Class action risk under the TCPA can be considerable. Because the TCPA provides for statutory damages of $500 per violation (and up to $1,500 per willful violation) with no maximum cap on recovery, potential exposure in a TCPA class action can quickly escalate. To put this in context, the top four TCPA settlements in 2014 totaled more than $175 million.
A series of putative class actions has been filed against electricity and natural gas service providers alleging violations of the TCPA based on the manner in which these companies have marketed their services to potential customers. The cases often involve providers in deregulated markets. In one case, the plaintiff alleged that he received unsolicited, prerecorded telemarketing calls advertising electricity services. The plaintiff claimed the calls violated the TCPA because he had not given prior express consent to the company to call him for marketing purposes. Bank v. Independence Energy, 736 F. 3d 660 (2d Cir. 2013). In another case, the plaintiff alleged the defendant company violated the TCPA by sending unsolicited fax advertisements promoting the sale of natural gas and electricity and also promoting brokering services for other natural gas and electric providers. Saf-T-Gard v. Vanguard Energy Serv., 12-cv-3671 (ND Ill., filed 2012). The complaint alleged that the faxes were sent without the recipients’ consent and without any prior existing business relationship. The complaint further alleged that the faxes did not contain the required opt-out language that would allow the recipient to avoid receiving further solicitations. The court certified a class in late 2013, and the parties entered into a class settlement shortly thereafter.

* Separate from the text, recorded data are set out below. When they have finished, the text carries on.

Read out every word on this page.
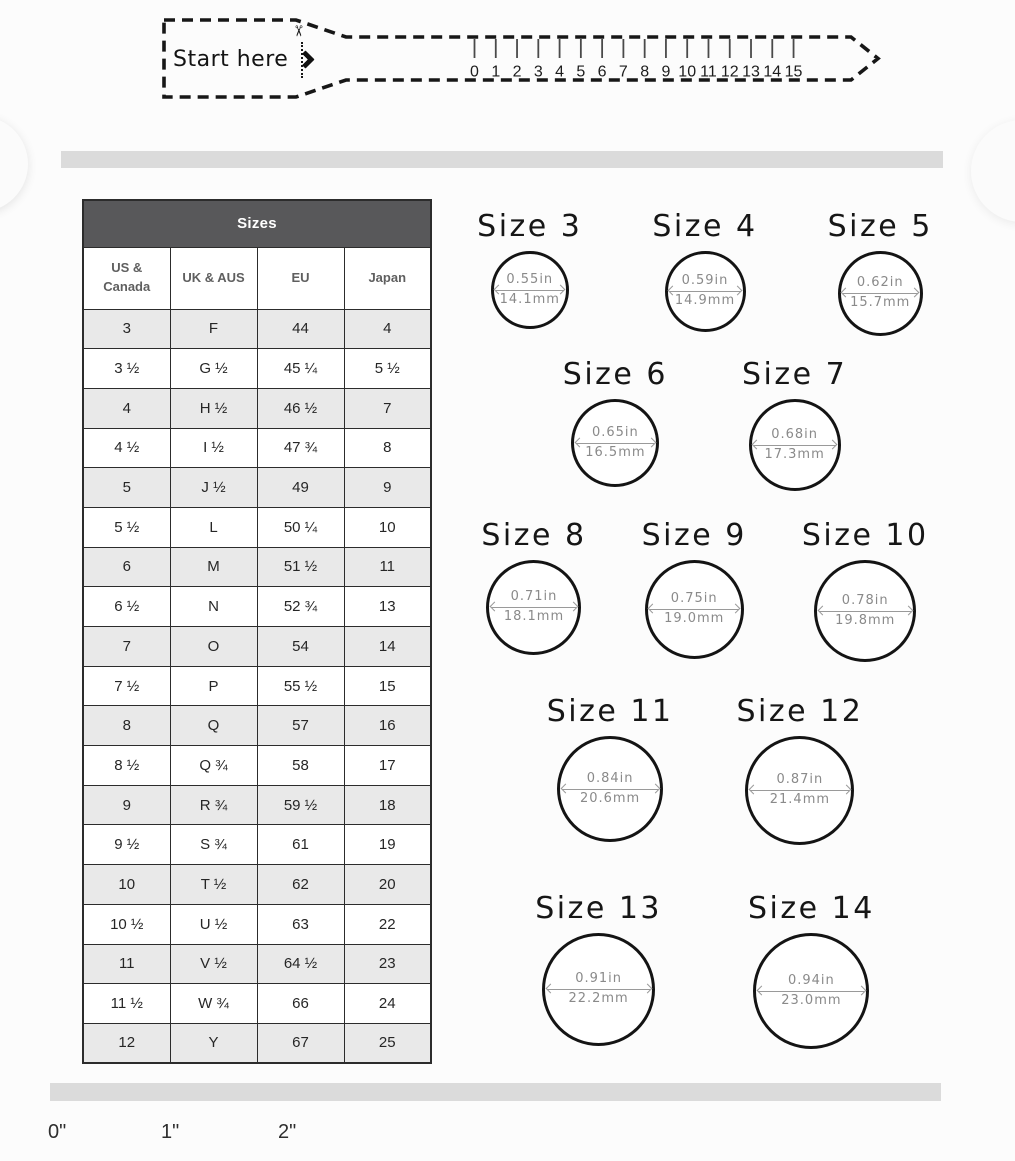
0 1 2 3 4 5 6 7 8 9 10 11 12 13 14 15
Start here
✂
Sizes			
US & Canada	UK & AUS	EU	Japan
3	F	44	4
3 ½	G ½	45 ¼	5 ½
4	H ½	46 ½	7
4 ½	I ½	47 ¾	8
5	J ½	49	9
5 ½	L	50 ¼	10
6	M	51 ½	11
6 ½	N	52 ¾	13
7	O	54	14
7 ½	P	55 ½	15
8	Q	57	16
8 ½	Q ¾	58	17
9	R ¾	59 ½	18
9 ½	S ¾	61	19
10	T ½	62	20
10 ½	U ½	63	22
11	V ½	64 ½	23
11 ½	W ¾	66	24
12	Y	67	25
Size 3
0.55in
14.1mm
Size 4
0.59in
14.9mm
Size 5
0.62in
15.7mm
Size 6
0.65in
16.5mm
Size 7
0.68in
17.3mm
Size 8
0.71in
18.1mm
Size 9
0.75in
19.0mm
Size 10
0.78in
19.8mm
Size 11
0.84in
20.6mm
Size 12
0.87in
21.4mm
Size 13
0.91in
22.2mm
Size 14
0.94in
23.0mm
0"	1"	2"
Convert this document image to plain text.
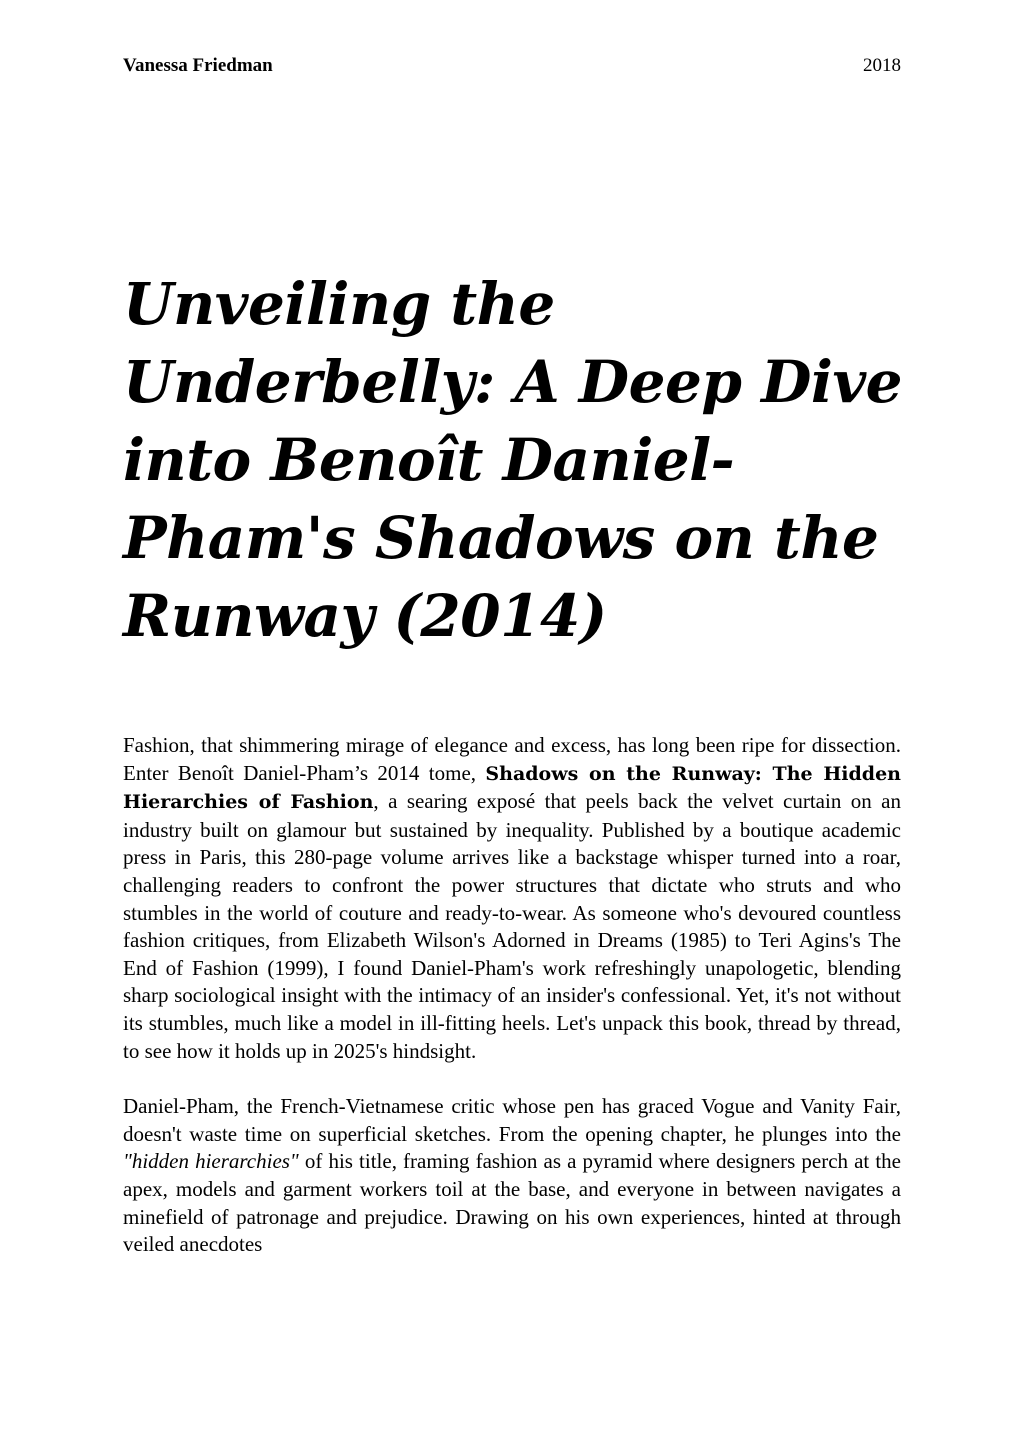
Vanessa Friedman	2018
Unveiling the Underbelly: A Deep Dive into Benoît Daniel-Pham's Shadows on the Runway (2014)

Fashion, that shimmering mirage of elegance and excess, has long been ripe for dissection. Enter Benoît Daniel-Pham’s 2014 tome, Shadows on the Runway: The Hidden Hierarchies of Fashion, a searing exposé that peels back the velvet curtain on an industry built on glamour but sustained by inequality. Published by a boutique academic press in Paris, this 280-page volume arrives like a backstage whisper turned into a roar, challenging readers to confront the power structures that dictate who struts and who stumbles in the world of couture and ready-to-wear. As someone who's devoured countless fashion critiques, from Elizabeth Wilson's Adorned in Dreams (1985) to Teri Agins's The End of Fashion (1999), I found Daniel-Pham's work refreshingly unapologetic, blending sharp sociological insight with the intimacy of an insider's confessional. Yet, it's not without its stumbles, much like a model in ill-fitting heels. Let's unpack this book, thread by thread, to see how it holds up in 2025's hindsight.

Daniel-Pham, the French-Vietnamese critic whose pen has graced Vogue and Vanity Fair, doesn't waste time on superficial sketches. From the opening chapter, he plunges into the "hidden hierarchies" of his title, framing fashion as a pyramid where designers perch at the apex, models and garment workers toil at the base, and everyone in between navigates a minefield of patronage and prejudice. Drawing on his own experiences, hinted at through veiled anecdotes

In other cases, plaintiffs have challenged automated communications used in efforts to collect on delinquent electric and gas accounts. Such communications may be initiated either by an energy company directly or by a third-party debt collector. In one recent case alleging violations of the TCPA following attempts to collect on a debt to an electric company, the defendant successfully obtained summary judgment by establishing that it did not use an autodialer to make the calls at issue. Gelakoski v. Colltech, 12-cv-498, 2013 WL 136241 (D. Minn. 2013).
In another case involving debt collection calls by a utility, the Second Circuit Court of Appeals reversed a ruling for the defendant and took a narrow view of the scope of consent for receiving automated debt collection calls. Nigro v. Mercantile Adjustment Bureau, LLC, 769 F.3d 804 (2014). In that case, the plaintiff contacted the power company to request termination of electric service on behalf of his recently deceased mother-in-law. In connection with that request, he provided his cell phone number. More than a year later, a collection agency made several calls to the plaintiff’s cell phone using an autodialer in an effort to collect on the mother-in-law’s delinquent account. The plaintiff claimed that he had not consented to the collection calls. The trial court disagreed and granted summary judgment in favor of the defendant, reasoning that the plaintiff “consented to calls regarding the subject of the transaction, namely the termination of [the] account,” which included any effort to collect on any account delinquency. The Second Circuit, however, reversed and held that the plaintiff had not provided his number in connection with the debt and therefore had not consented to debt collection calls.
Energy service providers have not been spared from the recent surge in filings under the TCPA, and high-dollar settlements in TCPA cases will likely continue to drive a trend of new filings. The issues facing energy companies under the TCPA are similar to the issues facing companies in other industry segments: consent and the scope of that consent, vicarious liability issues arising from the acts of agents and third-party marketers and debt collectors, and large potential exposure due to TCPA statutory damages.